В отличие от других титулованных особ граф ненавидел долги, а сыновья, особенно если это сыновья аристократа, обходятся безумно дорого. Скромное образование, которое требовалось получить девочкам из аристократических семей, можно было обеспечить и дома, тогда как мальчиков приходилось отправлять в частные школы, а затем в университеты. При правильном воспитании повзрослевшие дочери не попадают в переделки, из-за которых их отцу приходится платить огромные суммы, чтобы уладить скандал. В случае с сыновьями, исключить подобное возможно лишь если держать неразумных отпрысков взаперти, что кажется едва осуществимым.
По крайней мере это можно было сказать про сыновей лорда Харгейта. Унаследовав от отца привлекательную внешность, неиссякаемую энергию и силу воли, они с удручающей регулярностью попадали в неприятности.
Также стоит заметить, что дочерей можно выдать замуж совсем юными за сравнительно небольшие деньги, после чего за них начинают нести ответственность мужья…
А отцам сыновей приходилось покупать своим чадам места – в правительстве, в церкви или армии либо подыскивать им богатых жен.
За последние пять лет двое старших наследников лорда Харгейта выполнили свой долг, женившись. И теперь внимание графа было сосредоточено на третьем сыне – Алистере Карсингтоне.
– За те деньги, которые Алистер тратит на портного, сапожника, шляпника, перчаточника и разных галантерейщиков – не говоря уже о прачках, виноторговцах, кондитерах и прочих – я мог бы снабдить весь военно-морской флот, – пожаловался его светлость жене, укладываясь в постель.
Графиня Харгейт, статная темноволосая женщина, отложила книгу, которую читала в сторону и устремила взгляд блестящих черных глаз на супруга.
Сын, о котором идет речь, унаследовал внешность своего отца: такой же высокий и худощавый, как граф в молодости, с ястребиным профилем и глазами с тяжелыми веками, хотя у графа они были скорее карими, чем золотистыми, и более глубоко посаженными.

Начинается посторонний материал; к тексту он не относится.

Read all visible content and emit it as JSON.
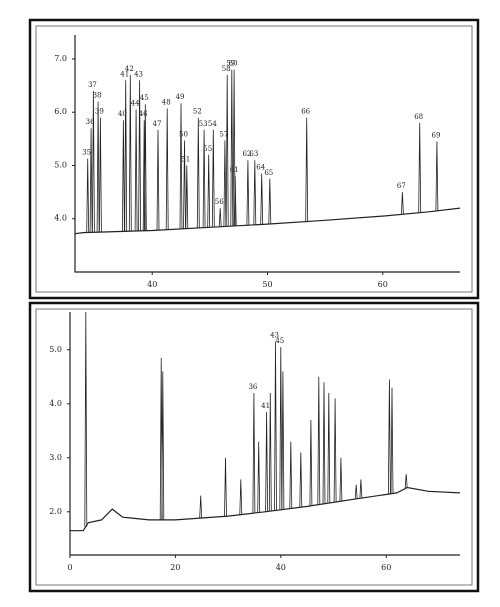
{
  "chart_data": [
    {
      "type": "line",
      "xlim": [
        33.3,
        66.7
      ],
      "ylim": [
        3.0,
        7.45
      ],
      "xticks": [
        40,
        50,
        60
      ],
      "yticks": [
        {
          "value": 4,
          "label": "4.0"
        },
        {
          "value": 5,
          "label": "5.0"
        },
        {
          "value": 6,
          "label": "6.0"
        },
        {
          "value": 7,
          "label": "7.0"
        }
      ],
      "color": "#222222",
      "baseline": {
        "x": [
          33.3,
          34.0,
          40,
          45,
          50,
          55,
          60,
          64,
          66.7
        ],
        "y": [
          3.72,
          3.74,
          3.78,
          3.84,
          3.9,
          3.97,
          4.05,
          4.13,
          4.2
        ]
      },
      "peaks": {
        "x": [
          34.4,
          34.7,
          34.9,
          35.3,
          35.5,
          37.5,
          37.7,
          38.1,
          38.9,
          38.6,
          39.4,
          39.3,
          40.5,
          41.3,
          42.5,
          42.8,
          43.0,
          44.0,
          44.5,
          45.3,
          44.9,
          45.9,
          46.3,
          46.5,
          46.9,
          47.1,
          47.2,
          48.3,
          48.9,
          49.5,
          50.2,
          53.4,
          61.7,
          63.2,
          64.7
        ],
        "y": [
          5.13,
          5.7,
          6.4,
          6.2,
          5.9,
          5.85,
          6.6,
          6.7,
          6.6,
          6.05,
          6.15,
          5.85,
          5.67,
          6.07,
          6.17,
          5.47,
          5.0,
          5.9,
          5.67,
          5.67,
          5.2,
          4.2,
          5.47,
          6.7,
          6.8,
          6.8,
          4.8,
          5.1,
          5.1,
          4.85,
          4.75,
          5.9,
          4.5,
          5.8,
          5.45
        ],
        "labels": [
          "35",
          "36",
          "37",
          "38",
          "39",
          "40",
          "41",
          "42",
          "43",
          "44",
          "45",
          "46",
          "47",
          "48",
          "49",
          "50",
          "51",
          "52",
          "53",
          "54",
          "55",
          "56",
          "57",
          "58",
          "59",
          "60",
          "61",
          "62",
          "63",
          "64",
          "65",
          "66",
          "67",
          "68",
          "69"
        ]
      }
    },
    {
      "type": "line",
      "xlim": [
        0,
        74
      ],
      "ylim": [
        1.2,
        5.7
      ],
      "xticks": [
        0,
        20,
        40,
        60
      ],
      "yticks": [
        {
          "value": 2,
          "label": "2.0"
        },
        {
          "value": 3,
          "label": "3.0"
        },
        {
          "value": 4,
          "label": "4.0"
        },
        {
          "value": 5,
          "label": "5.0"
        }
      ],
      "color": "#222222",
      "baseline": {
        "x": [
          0,
          2.5,
          3.5,
          6,
          8,
          10,
          15,
          20,
          30,
          37,
          45,
          55,
          62,
          64,
          68,
          74
        ],
        "y": [
          1.65,
          1.65,
          1.8,
          1.85,
          2.05,
          1.9,
          1.85,
          1.85,
          1.92,
          2.0,
          2.1,
          2.25,
          2.35,
          2.45,
          2.38,
          2.35
        ]
      },
      "peaks": {
        "x": [
          3.0,
          17.3,
          17.6,
          24.8,
          29.5,
          32.4,
          34.9,
          35.8,
          37.3,
          38.0,
          39.0,
          40.0,
          40.4,
          41.9,
          43.8,
          45.7,
          47.2,
          48.2,
          49.1,
          50.3,
          51.4,
          54.3,
          55.2,
          60.6,
          61.1,
          63.8
        ],
        "y": [
          5.7,
          4.85,
          4.6,
          2.3,
          3.0,
          2.6,
          4.2,
          3.3,
          3.85,
          4.2,
          5.15,
          5.05,
          4.6,
          3.3,
          3.1,
          3.7,
          4.5,
          4.4,
          4.2,
          4.1,
          3.0,
          2.5,
          2.6,
          4.45,
          4.3,
          2.7
        ],
        "labels": [
          null,
          null,
          null,
          null,
          null,
          null,
          "36",
          null,
          "41",
          null,
          "43",
          "45",
          null,
          null,
          null,
          null,
          null,
          null,
          null,
          null,
          null,
          null,
          null,
          null,
          null,
          null
        ]
      }
    }
  ]
}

В темно-каштановых волосах лорда Харгейта уже появились серебристые пряди. Оба обладали карсингтонским голосом, который от сильных эмоций походил на рычание.
– Ты должен положить этому конец, Нед, – сказала леди Харгейт.

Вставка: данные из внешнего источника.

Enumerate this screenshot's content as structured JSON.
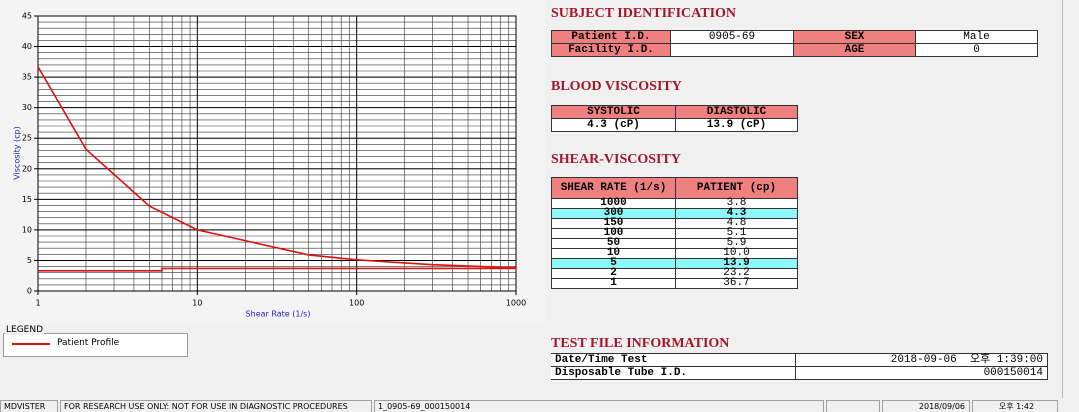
{
  "chart_data": {
    "type": "line",
    "x_label": "Shear Rate (1/s)",
    "y_label": "Viscosity (cp)",
    "log_x": true,
    "grid": true,
    "xlim": [
      1,
      1000
    ],
    "xticks": [
      1,
      10,
      100,
      1000
    ],
    "ylim": [
      0,
      45
    ],
    "yticks": [
      0,
      5,
      10,
      15,
      20,
      25,
      30,
      35,
      40,
      45
    ],
    "series": [
      {
        "name": "Patient Profile",
        "color": "#e01010",
        "x": [
          1,
          2,
          5,
          10,
          50,
          100,
          150,
          300,
          1000
        ],
        "values": [
          36.7,
          23.2,
          13.9,
          10.0,
          5.9,
          5.1,
          4.8,
          4.3,
          3.8
        ]
      },
      {
        "color": "#e01010",
        "x": [
          1,
          6,
          6,
          1000
        ],
        "values": [
          3.3,
          3.3,
          3.7,
          3.7
        ]
      }
    ],
    "legend_title": "LEGEND"
  },
  "subject": {
    "title": "SUBJECT IDENTIFICATION",
    "patient_id_label": "Patient I.D.",
    "patient_id": "0905-69",
    "sex_label": "SEX",
    "sex": "Male",
    "facility_label": "Facility I.D.",
    "age_label": "AGE",
    "age": "0"
  },
  "blood": {
    "title": "BLOOD VISCOSITY",
    "headers": [
      "SYSTOLIC",
      "DIASTOLIC"
    ],
    "values": [
      "4.3 (cP)",
      "13.9 (cP)"
    ]
  },
  "shear": {
    "title": "SHEAR-VISCOSITY",
    "headers": [
      "SHEAR RATE (1/s)",
      "PATIENT (cp)"
    ],
    "rows": [
      [
        "1000",
        "3.8"
      ],
      [
        "300",
        "4.3"
      ],
      [
        "150",
        "4.8"
      ],
      [
        "100",
        "5.1"
      ],
      [
        "50",
        "5.9"
      ],
      [
        "10",
        "10.0"
      ],
      [
        "5",
        "13.9"
      ],
      [
        "2",
        "23.2"
      ],
      [
        "1",
        "36.7"
      ]
    ],
    "highlight_rows": [
      1,
      6
    ]
  },
  "test_file": {
    "title": "TEST FILE INFORMATION",
    "rows": [
      [
        "Date/Time Test",
        "2018-09-06  오후 1:39:00"
      ],
      [
        "Disposable Tube I.D.",
        "000150014"
      ]
    ]
  },
  "status_bar": [
    "MDVISTER",
    "FOR RESEARCH USE ONLY: NOT FOR USE IN DIAGNOSTIC PROCEDURES",
    "1_0905-69_000150014",
    "2018/09/06",
    "오후 1:42"
  ]
}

Граф посмотрел на нее и вскинул брови.
– Раньше я уже говорила тебе, что Алистер слишком много внимания уделяет внешнему виду, потому что стесняется своей хромоты, и нам нужно быть терпеливыми. Но прошло уже два года с тех пор, как он вернулся с континента, а дела не улучшаются. Он, кажется, безразличен ко всему, кроме своей одежды.
Лорд Харгейт нахмурился:
– Никогда бы не подумал, что доживу до того дня, когда мы будем переживать из-за его неудач с женщинами.

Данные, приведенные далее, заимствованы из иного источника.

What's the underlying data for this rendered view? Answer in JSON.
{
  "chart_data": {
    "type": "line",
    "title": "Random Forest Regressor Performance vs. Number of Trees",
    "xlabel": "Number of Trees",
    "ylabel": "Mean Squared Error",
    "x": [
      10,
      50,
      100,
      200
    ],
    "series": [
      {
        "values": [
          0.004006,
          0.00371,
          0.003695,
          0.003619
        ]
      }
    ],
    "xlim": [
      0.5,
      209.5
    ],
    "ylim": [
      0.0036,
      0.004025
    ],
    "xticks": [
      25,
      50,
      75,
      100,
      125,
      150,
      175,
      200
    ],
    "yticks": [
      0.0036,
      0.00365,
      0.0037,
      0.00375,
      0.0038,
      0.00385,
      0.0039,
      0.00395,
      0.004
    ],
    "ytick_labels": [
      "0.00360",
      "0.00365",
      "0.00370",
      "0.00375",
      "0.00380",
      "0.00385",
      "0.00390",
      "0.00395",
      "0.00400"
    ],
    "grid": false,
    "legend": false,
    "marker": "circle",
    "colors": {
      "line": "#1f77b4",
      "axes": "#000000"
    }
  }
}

– Ты должен что-то сделать, Нед.
– Я бы сделал, если бы знал, что именно.
– Какая чушь! – воскликнула жена. – Если ты можешь справиться с королевским отпрыском – не говоря уже о тех бестолковых джентльменах из палаты общин – ты, безусловно, сможешь справиться и с собственным сыном. Я уверена, что ты что-нибудь придумаешь. И лучше бы тебе поторопиться…
Неделю спустя лорд Харгейт вызвал к себе Алистера Карсингтона в кабинет и выдал «Список глупых трат», в котором указывалась их стоимость в фунтах, шиллингах и пенсах.
По меркам некоторых джентльменов, список был небольшим, однако степень ущерба репутации превышала норму, что Алистер и сам прекрасно понимал.
Ему не нужен был список, чтобы напомнить о его неудачных влюбленностях.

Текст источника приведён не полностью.